I have an issue with a bunch of DL180 each with P410 smart arrays with 2 logical drives, one is for the root filesystem, and the other is a large-ish 10TB filesystem that is exported by nfs.
The boxes are primarily nfs servers, and are frequently maxed out and are the bottleneck in the processing chain.
Every so often one of these 10TB logical drives fails and needs to be rebuilt. this happens about once a month, and it a pain.
The message is " Message: This logical drive has failed and cannot be used. All data on this logical drive has been lost."

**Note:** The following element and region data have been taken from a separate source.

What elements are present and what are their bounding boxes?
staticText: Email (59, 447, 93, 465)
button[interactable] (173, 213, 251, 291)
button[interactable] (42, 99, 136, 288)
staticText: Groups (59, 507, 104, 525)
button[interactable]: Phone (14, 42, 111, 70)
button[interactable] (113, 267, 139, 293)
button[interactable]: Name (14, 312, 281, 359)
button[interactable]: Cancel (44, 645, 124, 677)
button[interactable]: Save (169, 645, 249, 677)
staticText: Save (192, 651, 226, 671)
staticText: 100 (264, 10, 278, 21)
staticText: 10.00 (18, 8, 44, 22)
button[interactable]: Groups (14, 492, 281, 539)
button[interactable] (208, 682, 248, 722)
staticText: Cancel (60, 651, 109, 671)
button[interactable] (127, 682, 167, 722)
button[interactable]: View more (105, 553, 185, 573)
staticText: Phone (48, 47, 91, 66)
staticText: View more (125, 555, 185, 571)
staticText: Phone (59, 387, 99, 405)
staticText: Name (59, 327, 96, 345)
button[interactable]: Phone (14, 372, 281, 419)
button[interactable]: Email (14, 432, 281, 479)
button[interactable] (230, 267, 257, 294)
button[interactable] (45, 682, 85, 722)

We have tried updating the firmware on the disk array, and the kernel module, and various flavours of linux have been used for the host OS, debian, CentOS, and xfs and ext3 have been tried as filesystem types. However the logical drives still regularly need rebuilding from backups.
I have attached a hpacucli diagnostic output for one of the failed drives. http://pastebin.com/9zTiuSAN
some interesting output items;
Smart Array P410 in slot 1 : Identify Controller RAM Firmware Revision 2.00 ROM Firmware Revision 2.00
Any suggestions on what might be the problem, or how I might go about instrumenting these arrays/disks to get an idea of what is causing the drive to fail?
# cat output.txt | grep -B 2 'Drive Firmware Rev'
Drive Model ATA GB1000EAMYC
Drive Serial Number WMATV2509266
Drive Firmware Revision HPG2
--
Drive Model ATA GB1000EAMYC
Drive Serial Number WMATV1739564
Drive Firmware Revision HPG2
--
Drive Model ATA GB1000EAFJL
Drive Serial Number 9QJ456MN
Drive Firmware Revision HPG8
--
Drive Model ATA GB1000EAFJL
Drive Serial Number 9QJ45RS3
Drive Firmware Revision HPG8
--
Drive Model ATA GB1000EAFJL
Drive Serial Number 9QJ460P0
Drive Firmware Revision HPG8
--
Drive Model ATA GB1000EAFJL
Drive Serial Number 9QJ454YN
Drive Firmware Revision HPG8
--
Drive Model ATA GB1000EAFJL
Drive Serial Number 9QJ4664M
Drive Firmware Revision HPG8
--
Drive Model ATA GB1000EAFJL
Drive Serial Number 9QJ457M9
Drive Firmware Revision HPG8
--
Drive Model ATA GB1000EAFJL
Drive Serial Number 9QJ46Q9E
Drive Firmware Revision HPG8
--
Drive Model ATA GB1000EAFJL
Drive Serial Number 9QJ4630X
Drive Firmware Revision HPG8
--
Drive Model ATA GB1000EAFJL
Drive Serial Number 9QJ454PD
Drive Firmware Revision HPG8
--
Drive Model ATA GB1000EAFJL
Drive Serial Number 9QJ45Z0Y
Drive Firmware Revision HPG8
--
Drive Model HP DF0146B8052
Drive Serial Number 3QN1KS7H00009949SQ4M
Drive Firmware Revision HPD5
--
Drive Model HP DF0146B8052
Drive Serial Number 3QN1KNFS00009949UX4F
Drive Firmware Revision HPD5
We had a similar issue with drives failing and an HP KB article indicated that the drive firmware was an issue. Updating the firmware is supposed to address this issue. Was unable to open your post to see if it listed driver firmware versions.
Are the disks from HP, or some other manufacturer?
It's possible that HP disks have specially customised firmware, and if your disks aren't HP ones running this customised firmware, the RAID controller might be dropping them from the RAID array for various reasons.
If this is the case (non HP disks) I'm not sure you'll find a definitive answer (or, unfortunately, a solution), since you can't reliably predict how the disks will act in this RAID controller, and HP will have nothing to do with it.